Mengambil cerita dari repertoar Panggung tahun 1930'an Ringkasan cerita "Pak Abu marah-marah pada Pak Amat karena menunggak kontrakan rumah selama 7 bulan. Tapi Abu langsung tenang ketika melihat Aisha anak pak Amat yang cantik. Dengan alasan akan dipekerjakan di rumah Pak Abu. Rahasia itu bocor ke telinga istri Pak Abu. Tentu saja Aisha dikembalikan lagi ke kampung. Siapa yang membocorkannya adalah Rusli yang tidak lain adalah pembantu di rumah Pak Abu.
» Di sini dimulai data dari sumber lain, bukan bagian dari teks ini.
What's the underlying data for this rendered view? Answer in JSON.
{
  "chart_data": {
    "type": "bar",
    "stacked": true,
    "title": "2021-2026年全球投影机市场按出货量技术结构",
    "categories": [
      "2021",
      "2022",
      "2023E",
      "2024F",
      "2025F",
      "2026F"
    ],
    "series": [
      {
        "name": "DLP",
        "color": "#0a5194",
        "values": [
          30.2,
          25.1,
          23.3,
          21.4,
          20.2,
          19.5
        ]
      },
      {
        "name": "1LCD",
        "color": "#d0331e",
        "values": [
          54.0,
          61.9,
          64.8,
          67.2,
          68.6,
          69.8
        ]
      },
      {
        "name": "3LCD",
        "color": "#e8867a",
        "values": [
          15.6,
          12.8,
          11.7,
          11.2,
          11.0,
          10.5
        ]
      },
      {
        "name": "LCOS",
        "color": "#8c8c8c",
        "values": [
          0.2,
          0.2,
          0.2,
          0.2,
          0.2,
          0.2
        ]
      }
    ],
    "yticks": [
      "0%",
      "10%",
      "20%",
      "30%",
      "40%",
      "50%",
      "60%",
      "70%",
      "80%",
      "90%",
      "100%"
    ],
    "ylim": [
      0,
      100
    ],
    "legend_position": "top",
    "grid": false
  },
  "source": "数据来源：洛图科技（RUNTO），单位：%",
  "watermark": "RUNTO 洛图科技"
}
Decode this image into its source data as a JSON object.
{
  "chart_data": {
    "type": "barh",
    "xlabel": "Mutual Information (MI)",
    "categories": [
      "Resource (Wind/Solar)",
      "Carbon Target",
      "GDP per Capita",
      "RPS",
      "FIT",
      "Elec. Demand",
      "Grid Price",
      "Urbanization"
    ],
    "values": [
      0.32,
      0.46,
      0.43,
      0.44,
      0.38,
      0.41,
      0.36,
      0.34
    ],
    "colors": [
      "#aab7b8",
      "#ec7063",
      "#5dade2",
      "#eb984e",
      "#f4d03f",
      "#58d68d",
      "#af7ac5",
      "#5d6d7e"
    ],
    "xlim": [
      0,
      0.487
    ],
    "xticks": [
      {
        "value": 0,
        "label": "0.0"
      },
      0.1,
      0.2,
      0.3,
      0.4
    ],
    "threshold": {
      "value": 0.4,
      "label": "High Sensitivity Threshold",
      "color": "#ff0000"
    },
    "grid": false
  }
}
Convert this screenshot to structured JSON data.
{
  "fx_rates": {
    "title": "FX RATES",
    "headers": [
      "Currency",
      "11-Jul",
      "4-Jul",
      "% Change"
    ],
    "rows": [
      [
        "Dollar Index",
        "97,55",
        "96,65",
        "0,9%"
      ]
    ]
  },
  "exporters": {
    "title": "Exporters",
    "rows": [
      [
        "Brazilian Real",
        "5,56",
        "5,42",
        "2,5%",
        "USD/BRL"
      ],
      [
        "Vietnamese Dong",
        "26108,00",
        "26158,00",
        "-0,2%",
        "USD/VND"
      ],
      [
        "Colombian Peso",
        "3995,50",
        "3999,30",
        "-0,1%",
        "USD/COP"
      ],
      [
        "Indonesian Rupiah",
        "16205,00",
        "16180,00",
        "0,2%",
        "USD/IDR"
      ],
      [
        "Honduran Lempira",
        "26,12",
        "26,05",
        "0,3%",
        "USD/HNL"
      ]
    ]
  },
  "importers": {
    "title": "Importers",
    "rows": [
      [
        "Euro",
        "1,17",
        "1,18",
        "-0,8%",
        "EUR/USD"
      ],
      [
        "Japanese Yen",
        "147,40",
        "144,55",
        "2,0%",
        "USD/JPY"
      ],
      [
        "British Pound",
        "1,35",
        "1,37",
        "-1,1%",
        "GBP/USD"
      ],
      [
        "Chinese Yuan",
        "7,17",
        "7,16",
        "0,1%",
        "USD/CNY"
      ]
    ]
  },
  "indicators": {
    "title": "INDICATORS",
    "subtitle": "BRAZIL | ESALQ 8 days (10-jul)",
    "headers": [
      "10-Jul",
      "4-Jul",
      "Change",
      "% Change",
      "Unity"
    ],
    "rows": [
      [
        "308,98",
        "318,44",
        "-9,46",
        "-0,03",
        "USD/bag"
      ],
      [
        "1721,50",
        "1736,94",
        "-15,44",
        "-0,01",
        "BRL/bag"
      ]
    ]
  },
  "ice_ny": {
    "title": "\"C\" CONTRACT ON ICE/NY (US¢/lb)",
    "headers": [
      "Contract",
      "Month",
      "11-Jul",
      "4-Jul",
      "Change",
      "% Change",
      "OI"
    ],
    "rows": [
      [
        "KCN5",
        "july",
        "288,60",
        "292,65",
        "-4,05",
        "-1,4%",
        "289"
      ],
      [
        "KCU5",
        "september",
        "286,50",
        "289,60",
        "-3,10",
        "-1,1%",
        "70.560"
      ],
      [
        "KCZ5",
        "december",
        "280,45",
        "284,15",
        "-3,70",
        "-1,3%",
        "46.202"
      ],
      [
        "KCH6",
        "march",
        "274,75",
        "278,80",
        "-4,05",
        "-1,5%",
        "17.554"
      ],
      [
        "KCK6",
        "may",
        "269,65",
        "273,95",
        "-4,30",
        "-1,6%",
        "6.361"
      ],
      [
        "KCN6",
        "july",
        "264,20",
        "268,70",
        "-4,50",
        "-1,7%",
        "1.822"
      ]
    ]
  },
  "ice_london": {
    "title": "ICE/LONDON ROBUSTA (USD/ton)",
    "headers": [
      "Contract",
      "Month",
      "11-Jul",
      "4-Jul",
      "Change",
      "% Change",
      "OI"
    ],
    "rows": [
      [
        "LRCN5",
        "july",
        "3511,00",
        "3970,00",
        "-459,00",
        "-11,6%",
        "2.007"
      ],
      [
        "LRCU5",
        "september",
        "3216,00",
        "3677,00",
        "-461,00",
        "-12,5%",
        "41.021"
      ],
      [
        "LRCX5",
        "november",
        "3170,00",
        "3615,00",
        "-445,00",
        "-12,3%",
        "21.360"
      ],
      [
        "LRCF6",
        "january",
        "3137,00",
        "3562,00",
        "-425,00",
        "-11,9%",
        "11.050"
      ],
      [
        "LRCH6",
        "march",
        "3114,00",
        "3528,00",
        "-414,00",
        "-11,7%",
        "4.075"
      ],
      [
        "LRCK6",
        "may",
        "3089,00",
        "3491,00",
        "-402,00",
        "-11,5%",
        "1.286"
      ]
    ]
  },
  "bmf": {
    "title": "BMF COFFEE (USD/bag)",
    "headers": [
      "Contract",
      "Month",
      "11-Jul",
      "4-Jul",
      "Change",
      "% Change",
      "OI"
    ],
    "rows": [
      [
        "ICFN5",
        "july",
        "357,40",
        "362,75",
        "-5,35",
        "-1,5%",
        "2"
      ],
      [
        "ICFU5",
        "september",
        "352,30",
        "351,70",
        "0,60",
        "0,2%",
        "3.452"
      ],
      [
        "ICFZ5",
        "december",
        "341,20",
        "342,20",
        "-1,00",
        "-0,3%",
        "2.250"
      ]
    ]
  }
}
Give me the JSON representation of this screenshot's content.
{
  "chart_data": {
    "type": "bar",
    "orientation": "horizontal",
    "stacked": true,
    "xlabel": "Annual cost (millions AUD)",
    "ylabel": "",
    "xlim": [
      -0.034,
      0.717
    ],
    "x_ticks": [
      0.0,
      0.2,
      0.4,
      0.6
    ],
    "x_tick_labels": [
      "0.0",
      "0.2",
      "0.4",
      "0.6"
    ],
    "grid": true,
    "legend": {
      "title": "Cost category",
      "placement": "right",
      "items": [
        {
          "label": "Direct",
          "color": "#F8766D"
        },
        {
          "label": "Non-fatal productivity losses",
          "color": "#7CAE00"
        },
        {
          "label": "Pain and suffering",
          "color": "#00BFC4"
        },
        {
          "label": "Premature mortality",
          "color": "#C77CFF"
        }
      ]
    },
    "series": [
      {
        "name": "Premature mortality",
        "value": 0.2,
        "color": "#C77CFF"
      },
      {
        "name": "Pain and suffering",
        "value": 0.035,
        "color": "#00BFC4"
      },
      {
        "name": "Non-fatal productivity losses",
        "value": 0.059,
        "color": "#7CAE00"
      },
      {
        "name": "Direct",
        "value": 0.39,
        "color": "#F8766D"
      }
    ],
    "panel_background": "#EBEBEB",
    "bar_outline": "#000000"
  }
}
Rusli menaruh hati, tapi Aisha menepiknya."
 
Kelihatan sekali bahwa ini adalah cerita kuno, tetapi pihak Belanda ingin cerita yang mendekati kehidupan pribumi. Yaitu dengan cara berfikir yang masih rendah. Yang menarik dari pembuatan film ini adalah munculnya Usmar Ismail di studio Belanda, sebagai assisten Andjar Asmara. Ini adalah misteri bagaimana bisa Usmar Ismail muncul di studio Multi itu? Mengingat ia adalah seorang seniman pemikir, Mayor TNI, ketua PWI. Semua tahu kalau Usmar Ismail 1947 adalah direktur surat kabar Patriot, bertugas meliput perundingan Renville. Selanjutnya ia di tangkap Belanda karena ia bukan hanya Wartawan tetapi Mayor TNI. Ia dijebloskan dipenjara Cipinang. Istrinya sering menjenguk Usmar di penjara bersama Chairil Anwar di penjara Cipinang. Tidak jelas kenapa ia dilepaskan dan bekerja di Multi Film studio. Film berita Belanda. Cerita ini ada dikisahkan dalam Asrul Sani.....(Baca di Title Asrul Sani)










Usmar Ismail saat shooting film `Gadis Desa` tahun 1949, Usmar Ismail bertindak sebagai asisten sutradara.